Comtesse · 16/04/2019 07:59

OP i saw your update querying if it could affect things with your husband. I’ve found this kind of toxic parenting affects how you feel about yourself, your partner, your children, other wider family members, all sorts. It’s horribly pervasive, gets in everywhere. Your mother has been “programming” you since birth. That is as deep as it gets. You can unpick quite a lot, but it does leave some imprint.

SDTGisAnEvilWolefGenius · 16/04/2019 13:18

My heart goes out to you, @tympanic - and all the others on this thread who have been so badly hurt and let down by their mothers. I can empathise because, whilst my mum wasn't openly vicious and poisonous as too many of your mums were, she was emotionally neglectful of me.

I was bullied from the age of 10, when we moved to a small country village, where I simply did not fit in - I didn't have the right accent, hadn't lived there for umpteen generations, and was a quiet, bookish child. I remember going to my mum in tears, when I was being bullied at school, and her response was to tell me that sticks and stones would hurt my bones, but calling names would never hurt me (the bullying was name calling and exclusion), and that I should simply ignore it and it WOULD stop.

I was left feeling that, if the bullying continued (which, of course, it did), it was my fault for not ignoring it well enough, and that there was no point in going back to mum to tell her that the bullying was no better, because I would just be brushed off again.
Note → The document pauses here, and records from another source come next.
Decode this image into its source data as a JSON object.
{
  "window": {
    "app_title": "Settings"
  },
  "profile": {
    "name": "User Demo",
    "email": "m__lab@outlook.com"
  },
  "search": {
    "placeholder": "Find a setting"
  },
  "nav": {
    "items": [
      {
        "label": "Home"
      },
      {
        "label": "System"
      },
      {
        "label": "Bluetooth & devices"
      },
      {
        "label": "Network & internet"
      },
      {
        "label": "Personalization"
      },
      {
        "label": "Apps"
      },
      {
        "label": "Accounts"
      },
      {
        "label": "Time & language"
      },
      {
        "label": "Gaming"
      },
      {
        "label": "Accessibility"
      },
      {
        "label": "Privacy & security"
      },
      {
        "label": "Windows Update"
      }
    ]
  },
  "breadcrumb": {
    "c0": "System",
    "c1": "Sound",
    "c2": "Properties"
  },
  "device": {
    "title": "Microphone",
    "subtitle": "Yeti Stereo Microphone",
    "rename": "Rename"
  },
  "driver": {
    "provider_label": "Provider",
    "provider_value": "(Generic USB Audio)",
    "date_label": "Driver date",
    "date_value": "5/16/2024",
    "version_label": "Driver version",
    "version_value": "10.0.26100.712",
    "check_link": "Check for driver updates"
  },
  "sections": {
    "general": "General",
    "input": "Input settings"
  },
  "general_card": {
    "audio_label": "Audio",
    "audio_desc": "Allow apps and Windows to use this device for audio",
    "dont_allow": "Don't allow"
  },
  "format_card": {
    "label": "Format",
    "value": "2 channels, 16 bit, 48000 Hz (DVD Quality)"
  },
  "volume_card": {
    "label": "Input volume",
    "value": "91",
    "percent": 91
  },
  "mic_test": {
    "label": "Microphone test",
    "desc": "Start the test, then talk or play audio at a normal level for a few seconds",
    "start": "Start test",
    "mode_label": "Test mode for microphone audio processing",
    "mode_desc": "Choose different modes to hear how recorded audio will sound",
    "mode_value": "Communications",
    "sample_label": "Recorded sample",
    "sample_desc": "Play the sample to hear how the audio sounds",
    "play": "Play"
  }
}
I also felt there was no point going to the teachers at school - after all, if my own mum didn't care enough to help, why would they? And if I had toldl the teachers, and there had been a backlash from the bullies, I was 100% sure that I would get no back up from my mum to deal with it - so I was too scared to tell anyone.

By the age of 14 I was clinically depressed (though I didn't actually realise this until I was in my 40s) - I was having suicidal thoughts - and it has left me with depression, anxiety and low self esteem that still blight my life.
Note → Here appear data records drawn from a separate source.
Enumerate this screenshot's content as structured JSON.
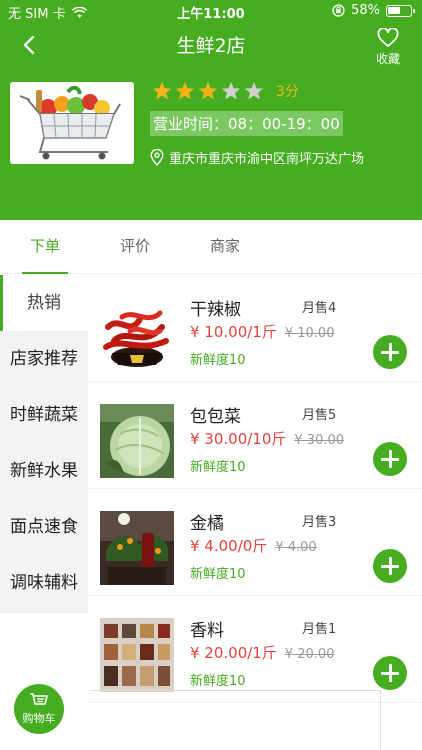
{
  "status_bar": {
    "carrier": "无 SIM 卡",
    "time": "上午11:00",
    "battery": "58%",
    "battery_level": 0.58
  },
  "header": {
    "title": "生鲜2店",
    "favorite_label": "收藏",
    "rating": 3,
    "max_rating": 5,
    "score_text": "3分",
    "hours": "营业时间：08：00-19：00",
    "address": "重庆市重庆市渝中区南坪万达广场"
  },
  "tabs": [
    "下单",
    "评价",
    "商家"
  ],
  "categories": [
    "热销",
    "店家推荐",
    "时鲜蔬菜",
    "新鲜水果",
    "面点速食",
    "调味辅料"
  ],
  "products": [
    {
      "name": "干辣椒",
      "sold": "月售4",
      "price": "¥ 10.00/1斤",
      "old_price": "¥ 10.00",
      "freshness": "新鲜度10"
    },
    {
      "name": "包包菜",
      "sold": "月售5",
      "price": "¥ 30.00/10斤",
      "old_price": "¥ 30.00",
      "freshness": "新鲜度10"
    },
    {
      "name": "金橘",
      "sold": "月售3",
      "price": "¥ 4.00/0斤",
      "old_price": "¥ 4.00",
      "freshness": "新鲜度10"
    },
    {
      "name": "香料",
      "sold": "月售1",
      "price": "¥ 20.00/1斤",
      "old_price": "¥ 20.00",
      "freshness": "新鲜度10"
    }
  ],
  "cart": {
    "label": "购物车"
  },
  "colors": {
    "brand": "#45ad1f",
    "price": "#e64040",
    "star": "#f5b31a",
    "star_empty": "#cfcfcf"
  }
}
That's not the only example, though it is the worst. She openly favoured my sister - for example, dsis got a £250 oboe for her 18th, I got a £20 clock radio. We had to share bathwater (due to an inadequate water heater) and dsis always went first, so she got the clean, hot water, and I got the cooler grubby water, and had to clean out the bath and tidy the bathroom afterwards too. When I asked if dsis and I could take turns to go first, mum refused point blank. When I asked mum not to smoke in the car, because it made me car sick, she said it was dad's pipe smoke, not her cigarettes, and refused to stop.
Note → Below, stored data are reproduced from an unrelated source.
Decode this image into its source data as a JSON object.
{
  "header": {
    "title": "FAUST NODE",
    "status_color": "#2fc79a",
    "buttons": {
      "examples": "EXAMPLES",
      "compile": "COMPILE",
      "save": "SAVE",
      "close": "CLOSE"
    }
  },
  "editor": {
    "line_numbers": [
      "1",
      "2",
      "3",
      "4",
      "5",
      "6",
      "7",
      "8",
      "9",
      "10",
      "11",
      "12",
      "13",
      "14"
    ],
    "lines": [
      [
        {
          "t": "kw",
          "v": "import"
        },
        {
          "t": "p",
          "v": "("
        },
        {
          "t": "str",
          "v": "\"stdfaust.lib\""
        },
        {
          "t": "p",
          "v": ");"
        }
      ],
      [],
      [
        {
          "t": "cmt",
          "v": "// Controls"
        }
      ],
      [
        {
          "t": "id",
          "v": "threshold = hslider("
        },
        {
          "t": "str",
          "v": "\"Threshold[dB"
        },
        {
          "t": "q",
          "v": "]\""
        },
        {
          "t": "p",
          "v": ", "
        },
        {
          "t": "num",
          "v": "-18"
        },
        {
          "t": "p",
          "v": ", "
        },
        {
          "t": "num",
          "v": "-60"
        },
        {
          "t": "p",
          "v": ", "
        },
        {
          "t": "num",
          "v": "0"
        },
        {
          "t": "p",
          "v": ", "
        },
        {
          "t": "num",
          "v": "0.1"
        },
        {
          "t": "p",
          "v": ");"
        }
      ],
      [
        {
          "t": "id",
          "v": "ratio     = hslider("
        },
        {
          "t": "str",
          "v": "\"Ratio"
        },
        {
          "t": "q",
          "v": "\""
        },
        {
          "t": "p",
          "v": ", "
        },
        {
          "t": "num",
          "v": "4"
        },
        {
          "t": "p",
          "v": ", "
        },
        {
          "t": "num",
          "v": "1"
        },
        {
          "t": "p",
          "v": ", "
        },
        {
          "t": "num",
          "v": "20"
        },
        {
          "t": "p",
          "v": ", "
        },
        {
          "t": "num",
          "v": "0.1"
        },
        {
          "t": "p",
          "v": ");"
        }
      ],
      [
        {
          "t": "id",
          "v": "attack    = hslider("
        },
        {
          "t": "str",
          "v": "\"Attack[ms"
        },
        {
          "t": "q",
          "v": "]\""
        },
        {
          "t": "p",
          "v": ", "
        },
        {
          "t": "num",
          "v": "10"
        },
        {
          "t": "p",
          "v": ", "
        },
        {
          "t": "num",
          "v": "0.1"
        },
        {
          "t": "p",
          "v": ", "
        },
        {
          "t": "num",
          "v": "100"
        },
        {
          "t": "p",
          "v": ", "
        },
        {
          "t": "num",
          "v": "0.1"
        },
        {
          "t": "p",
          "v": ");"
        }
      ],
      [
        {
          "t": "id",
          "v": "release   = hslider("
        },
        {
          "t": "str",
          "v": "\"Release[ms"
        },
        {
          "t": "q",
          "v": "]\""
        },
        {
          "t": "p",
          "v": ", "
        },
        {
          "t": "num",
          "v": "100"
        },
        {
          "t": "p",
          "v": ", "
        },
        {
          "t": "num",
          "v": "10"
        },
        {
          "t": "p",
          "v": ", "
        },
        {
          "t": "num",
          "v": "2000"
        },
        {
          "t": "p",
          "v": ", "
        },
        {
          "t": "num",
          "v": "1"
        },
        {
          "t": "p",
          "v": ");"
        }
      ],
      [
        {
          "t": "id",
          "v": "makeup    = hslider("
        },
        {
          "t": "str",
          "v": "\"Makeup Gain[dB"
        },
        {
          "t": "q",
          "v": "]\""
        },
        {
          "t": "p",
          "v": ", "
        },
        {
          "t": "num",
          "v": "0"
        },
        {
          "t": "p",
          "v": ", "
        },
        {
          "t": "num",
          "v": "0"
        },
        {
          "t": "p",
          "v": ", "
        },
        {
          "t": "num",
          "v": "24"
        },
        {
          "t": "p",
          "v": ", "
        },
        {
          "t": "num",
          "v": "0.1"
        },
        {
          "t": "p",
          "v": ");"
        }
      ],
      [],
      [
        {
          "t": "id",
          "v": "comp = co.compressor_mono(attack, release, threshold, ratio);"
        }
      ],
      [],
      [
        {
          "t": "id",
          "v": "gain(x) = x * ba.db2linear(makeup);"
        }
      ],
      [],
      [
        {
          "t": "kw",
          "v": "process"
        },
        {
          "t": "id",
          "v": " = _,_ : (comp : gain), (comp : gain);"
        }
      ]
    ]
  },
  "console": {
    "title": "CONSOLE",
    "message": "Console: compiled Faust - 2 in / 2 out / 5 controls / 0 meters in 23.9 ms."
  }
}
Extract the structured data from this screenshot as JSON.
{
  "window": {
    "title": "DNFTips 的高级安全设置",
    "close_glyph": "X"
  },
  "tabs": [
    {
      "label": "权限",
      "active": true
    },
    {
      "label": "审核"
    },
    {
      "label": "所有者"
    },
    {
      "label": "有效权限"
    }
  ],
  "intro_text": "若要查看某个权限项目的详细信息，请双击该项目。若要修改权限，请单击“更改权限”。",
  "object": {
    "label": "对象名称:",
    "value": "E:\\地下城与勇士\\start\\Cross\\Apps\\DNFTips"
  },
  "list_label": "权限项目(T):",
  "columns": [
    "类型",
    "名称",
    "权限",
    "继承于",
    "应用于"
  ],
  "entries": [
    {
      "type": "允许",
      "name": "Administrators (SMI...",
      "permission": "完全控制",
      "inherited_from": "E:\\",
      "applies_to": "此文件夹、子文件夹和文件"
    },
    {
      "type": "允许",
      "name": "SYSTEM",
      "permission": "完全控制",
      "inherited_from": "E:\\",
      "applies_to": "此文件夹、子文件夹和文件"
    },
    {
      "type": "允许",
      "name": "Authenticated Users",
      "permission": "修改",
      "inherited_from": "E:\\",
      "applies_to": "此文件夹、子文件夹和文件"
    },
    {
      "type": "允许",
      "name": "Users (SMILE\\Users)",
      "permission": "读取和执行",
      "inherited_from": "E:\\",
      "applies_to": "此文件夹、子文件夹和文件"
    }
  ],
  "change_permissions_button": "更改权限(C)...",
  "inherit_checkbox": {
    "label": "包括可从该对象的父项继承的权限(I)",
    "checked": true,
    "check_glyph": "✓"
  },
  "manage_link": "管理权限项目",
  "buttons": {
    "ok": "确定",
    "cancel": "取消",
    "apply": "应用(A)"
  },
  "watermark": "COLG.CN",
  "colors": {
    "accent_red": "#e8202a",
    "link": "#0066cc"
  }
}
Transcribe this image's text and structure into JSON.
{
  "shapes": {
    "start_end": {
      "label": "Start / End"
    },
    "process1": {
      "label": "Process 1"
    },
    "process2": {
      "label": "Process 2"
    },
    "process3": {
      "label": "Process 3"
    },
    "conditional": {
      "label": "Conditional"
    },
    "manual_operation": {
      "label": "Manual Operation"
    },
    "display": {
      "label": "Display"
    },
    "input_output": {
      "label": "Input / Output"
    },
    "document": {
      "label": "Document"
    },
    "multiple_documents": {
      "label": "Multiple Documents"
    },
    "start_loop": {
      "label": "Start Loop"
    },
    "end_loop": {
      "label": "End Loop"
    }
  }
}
I have, on the odd occasion, tried to tell her how she made me feel, when she ignored me and brushed me off, but her attitude is that it was a long time ago, no point discussing it now - in short, I get brushed off again.

She talks about how proud she is that her daughters are her friends as well as her daughters - I think she has no idea how much she has hurt me, or how much anger I still have. She does talk about how she'd like to see me more often - I am just glad that I live in Scotland and she lives in Berkshire, and with the ties of home and dogs, I can't get down there very often.

I wonder if she realises that I come as infrequently as possible, and would come less, if I could?

AfterGlowWorm · 16/04/2019 13:29

I found this thread really interesting as I've started exploring my childhood and especially my relationship with my mum through counselling.

As my children have got older, it's uncovered my emotions about how I was parented that I just wasn't aware of before. It's really unsettling! But I'm hopeful I can work through all of this with my therapist and come out the other side stronger.

Hearhere · 16/04/2019 13:32

Maybe make a spreadsheet, keep a log trying different strategies and see which ones have the best effect
looking at it like that might give you a bit of distance and help you to not be triggered?

headinhands · 16/04/2019 13:35

Is she just a miserable person? My dad has always been very negative. It's not personal.